Sir Hugh Gough (born Nov. 3, 1779, Limerick, County Limerick, Ire.—died March 2, 1869, St. Helen’s, near Dublin) was a British soldier prominent in the Peninsular War and in India, who was said to have commanded in more general actions than any British officer except the Duke of Wellington.
The son of a lieutenant colonel in the Limerick city militia, Gough obtained a commission in the British Army at age 13. He took part in the British occupation of the Cape of Good Hope in 1796 and campaigned in the West Indies in 1797–1800. A major by purchase at 25, he commanded the Royal Irish Fusiliers regiment in Portugal and Spain during the Peninsular War (1808–14). He was severely wounded at Talavera (1809), led his forces to victory at Barrosa (1811), helped defend Tarifa, and captured the baton of the French marshal Jean-Baptiste Jourdan at Vitoria (1813). He was knighted in 1815 and pensioned, and for 20 years he saw action only briefly, against the peasantry of southern Ireland (1821–24). As a major general, he was given command in Mysore, India, in 1837 and led the expedition to China in the first Opium War (1839–42). He was appointed commander in chief in India in 1843 and defeated the Marāthā army that year and then the Sikhs in the Sikh Wars in 1845–46 and in 1848–49.

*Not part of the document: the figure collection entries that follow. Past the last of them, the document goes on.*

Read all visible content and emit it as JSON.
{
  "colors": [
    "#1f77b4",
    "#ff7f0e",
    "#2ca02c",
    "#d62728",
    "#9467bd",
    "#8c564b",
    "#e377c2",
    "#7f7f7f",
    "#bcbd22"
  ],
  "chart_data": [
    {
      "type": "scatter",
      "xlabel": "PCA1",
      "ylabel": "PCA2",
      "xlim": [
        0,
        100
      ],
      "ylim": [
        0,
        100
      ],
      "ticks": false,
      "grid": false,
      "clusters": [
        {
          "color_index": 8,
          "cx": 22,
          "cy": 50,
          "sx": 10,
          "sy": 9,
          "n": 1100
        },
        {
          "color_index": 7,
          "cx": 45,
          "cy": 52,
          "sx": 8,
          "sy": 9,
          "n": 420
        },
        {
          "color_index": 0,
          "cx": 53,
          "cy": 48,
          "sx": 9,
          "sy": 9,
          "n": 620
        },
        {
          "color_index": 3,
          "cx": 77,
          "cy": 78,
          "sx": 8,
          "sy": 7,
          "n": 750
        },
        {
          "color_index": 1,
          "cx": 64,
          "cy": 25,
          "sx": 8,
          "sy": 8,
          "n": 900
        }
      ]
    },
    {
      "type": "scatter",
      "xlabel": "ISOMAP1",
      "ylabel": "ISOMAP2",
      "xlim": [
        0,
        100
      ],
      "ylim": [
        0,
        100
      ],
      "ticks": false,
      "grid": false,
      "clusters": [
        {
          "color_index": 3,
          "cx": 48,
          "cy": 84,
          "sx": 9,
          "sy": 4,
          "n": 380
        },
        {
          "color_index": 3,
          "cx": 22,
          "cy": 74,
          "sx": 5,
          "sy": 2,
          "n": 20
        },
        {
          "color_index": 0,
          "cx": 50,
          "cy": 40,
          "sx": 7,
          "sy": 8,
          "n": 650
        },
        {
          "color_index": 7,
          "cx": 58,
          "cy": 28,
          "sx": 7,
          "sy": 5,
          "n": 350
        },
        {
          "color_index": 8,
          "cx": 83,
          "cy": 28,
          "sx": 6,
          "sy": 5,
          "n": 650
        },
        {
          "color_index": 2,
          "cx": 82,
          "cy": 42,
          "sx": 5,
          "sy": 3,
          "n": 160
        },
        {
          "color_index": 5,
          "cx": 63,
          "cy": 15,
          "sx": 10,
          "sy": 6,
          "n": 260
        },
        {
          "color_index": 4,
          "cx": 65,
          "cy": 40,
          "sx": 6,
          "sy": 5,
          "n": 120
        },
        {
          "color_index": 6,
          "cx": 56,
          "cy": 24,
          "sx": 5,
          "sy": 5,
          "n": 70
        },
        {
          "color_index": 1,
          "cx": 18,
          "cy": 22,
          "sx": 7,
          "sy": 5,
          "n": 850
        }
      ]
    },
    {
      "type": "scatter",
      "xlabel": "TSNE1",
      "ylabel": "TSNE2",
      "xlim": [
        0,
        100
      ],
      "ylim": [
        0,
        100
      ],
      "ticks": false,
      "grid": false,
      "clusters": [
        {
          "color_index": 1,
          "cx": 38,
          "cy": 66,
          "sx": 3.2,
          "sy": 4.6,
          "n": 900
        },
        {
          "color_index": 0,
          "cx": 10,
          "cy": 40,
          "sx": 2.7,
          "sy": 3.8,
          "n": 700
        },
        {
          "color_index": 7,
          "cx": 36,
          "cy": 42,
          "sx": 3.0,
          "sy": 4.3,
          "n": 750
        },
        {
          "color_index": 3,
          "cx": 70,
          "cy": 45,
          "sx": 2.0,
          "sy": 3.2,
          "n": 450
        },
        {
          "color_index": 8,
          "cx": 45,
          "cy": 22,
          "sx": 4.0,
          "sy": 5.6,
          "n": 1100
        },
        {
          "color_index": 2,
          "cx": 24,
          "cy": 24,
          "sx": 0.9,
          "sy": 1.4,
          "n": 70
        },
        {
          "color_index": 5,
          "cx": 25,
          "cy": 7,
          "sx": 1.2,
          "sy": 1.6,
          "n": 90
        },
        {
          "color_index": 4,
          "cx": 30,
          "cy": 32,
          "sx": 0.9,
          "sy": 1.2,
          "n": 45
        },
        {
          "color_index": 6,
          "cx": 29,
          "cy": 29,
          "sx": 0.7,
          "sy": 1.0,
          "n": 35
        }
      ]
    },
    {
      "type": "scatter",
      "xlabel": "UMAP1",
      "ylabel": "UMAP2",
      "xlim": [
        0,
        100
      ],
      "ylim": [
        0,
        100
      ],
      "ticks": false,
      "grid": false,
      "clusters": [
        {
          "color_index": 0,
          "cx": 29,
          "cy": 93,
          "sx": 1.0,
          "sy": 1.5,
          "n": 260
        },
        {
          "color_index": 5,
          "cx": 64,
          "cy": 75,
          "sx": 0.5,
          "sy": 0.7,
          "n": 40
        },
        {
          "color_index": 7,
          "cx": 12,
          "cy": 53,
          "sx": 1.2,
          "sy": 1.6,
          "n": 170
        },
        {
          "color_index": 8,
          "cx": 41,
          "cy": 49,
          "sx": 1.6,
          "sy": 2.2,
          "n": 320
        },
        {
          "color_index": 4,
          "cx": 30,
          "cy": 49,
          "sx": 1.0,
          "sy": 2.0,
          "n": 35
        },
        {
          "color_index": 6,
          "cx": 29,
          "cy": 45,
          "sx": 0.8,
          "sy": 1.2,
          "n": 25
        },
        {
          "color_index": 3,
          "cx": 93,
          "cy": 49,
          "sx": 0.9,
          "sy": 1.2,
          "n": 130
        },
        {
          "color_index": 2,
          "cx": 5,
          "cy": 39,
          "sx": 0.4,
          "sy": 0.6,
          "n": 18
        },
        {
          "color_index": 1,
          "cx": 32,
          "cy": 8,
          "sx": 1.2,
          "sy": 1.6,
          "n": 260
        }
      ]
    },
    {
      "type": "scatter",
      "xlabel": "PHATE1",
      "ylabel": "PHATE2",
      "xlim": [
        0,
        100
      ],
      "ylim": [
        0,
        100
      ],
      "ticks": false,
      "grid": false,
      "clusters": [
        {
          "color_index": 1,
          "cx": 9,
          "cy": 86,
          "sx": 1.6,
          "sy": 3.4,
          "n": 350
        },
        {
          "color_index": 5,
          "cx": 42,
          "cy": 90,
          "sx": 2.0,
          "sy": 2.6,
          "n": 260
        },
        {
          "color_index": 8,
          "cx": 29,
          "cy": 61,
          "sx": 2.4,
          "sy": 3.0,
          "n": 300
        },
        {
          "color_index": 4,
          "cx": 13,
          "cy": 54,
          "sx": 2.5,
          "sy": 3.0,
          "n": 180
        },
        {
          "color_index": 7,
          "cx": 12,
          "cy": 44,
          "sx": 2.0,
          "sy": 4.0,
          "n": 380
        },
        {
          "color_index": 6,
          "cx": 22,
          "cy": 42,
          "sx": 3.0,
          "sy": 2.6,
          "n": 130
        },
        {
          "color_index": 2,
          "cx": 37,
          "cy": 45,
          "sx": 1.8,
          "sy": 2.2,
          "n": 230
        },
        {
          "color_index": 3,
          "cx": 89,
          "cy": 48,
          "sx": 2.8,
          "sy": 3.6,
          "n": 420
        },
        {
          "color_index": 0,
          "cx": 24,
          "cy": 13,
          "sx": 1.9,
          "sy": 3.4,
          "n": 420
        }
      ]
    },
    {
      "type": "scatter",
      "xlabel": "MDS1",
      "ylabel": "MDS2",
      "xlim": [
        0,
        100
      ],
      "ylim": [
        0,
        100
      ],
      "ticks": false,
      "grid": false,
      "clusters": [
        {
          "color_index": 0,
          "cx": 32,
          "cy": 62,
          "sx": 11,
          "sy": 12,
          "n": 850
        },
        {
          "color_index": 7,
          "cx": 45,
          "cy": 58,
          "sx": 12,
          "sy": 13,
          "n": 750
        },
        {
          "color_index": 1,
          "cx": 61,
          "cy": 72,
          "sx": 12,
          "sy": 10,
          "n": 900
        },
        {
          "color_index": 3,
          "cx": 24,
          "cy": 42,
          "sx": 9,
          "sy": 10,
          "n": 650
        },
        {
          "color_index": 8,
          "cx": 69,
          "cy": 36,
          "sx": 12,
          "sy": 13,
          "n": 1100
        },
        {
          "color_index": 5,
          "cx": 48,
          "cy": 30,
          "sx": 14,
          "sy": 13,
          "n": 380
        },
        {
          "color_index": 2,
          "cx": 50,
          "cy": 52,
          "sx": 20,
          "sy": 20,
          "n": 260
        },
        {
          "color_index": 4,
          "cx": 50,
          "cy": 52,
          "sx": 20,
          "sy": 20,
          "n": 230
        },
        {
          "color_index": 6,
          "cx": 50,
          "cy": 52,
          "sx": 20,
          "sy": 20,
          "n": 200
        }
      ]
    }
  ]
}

Gough suffered unexpectedly heavy losses against the Sikhs; his tactics were criticized, and he was replaced by Sir Charles Napier. Gough was made a baron after the First Sikh War (1846) and raised to a viscountcy after the second (1849); he returned home to the thanks of both houses of Parliament. In 1855 he was appointed colonel of the Royal Horse Guards and in 1862 was made field marshal.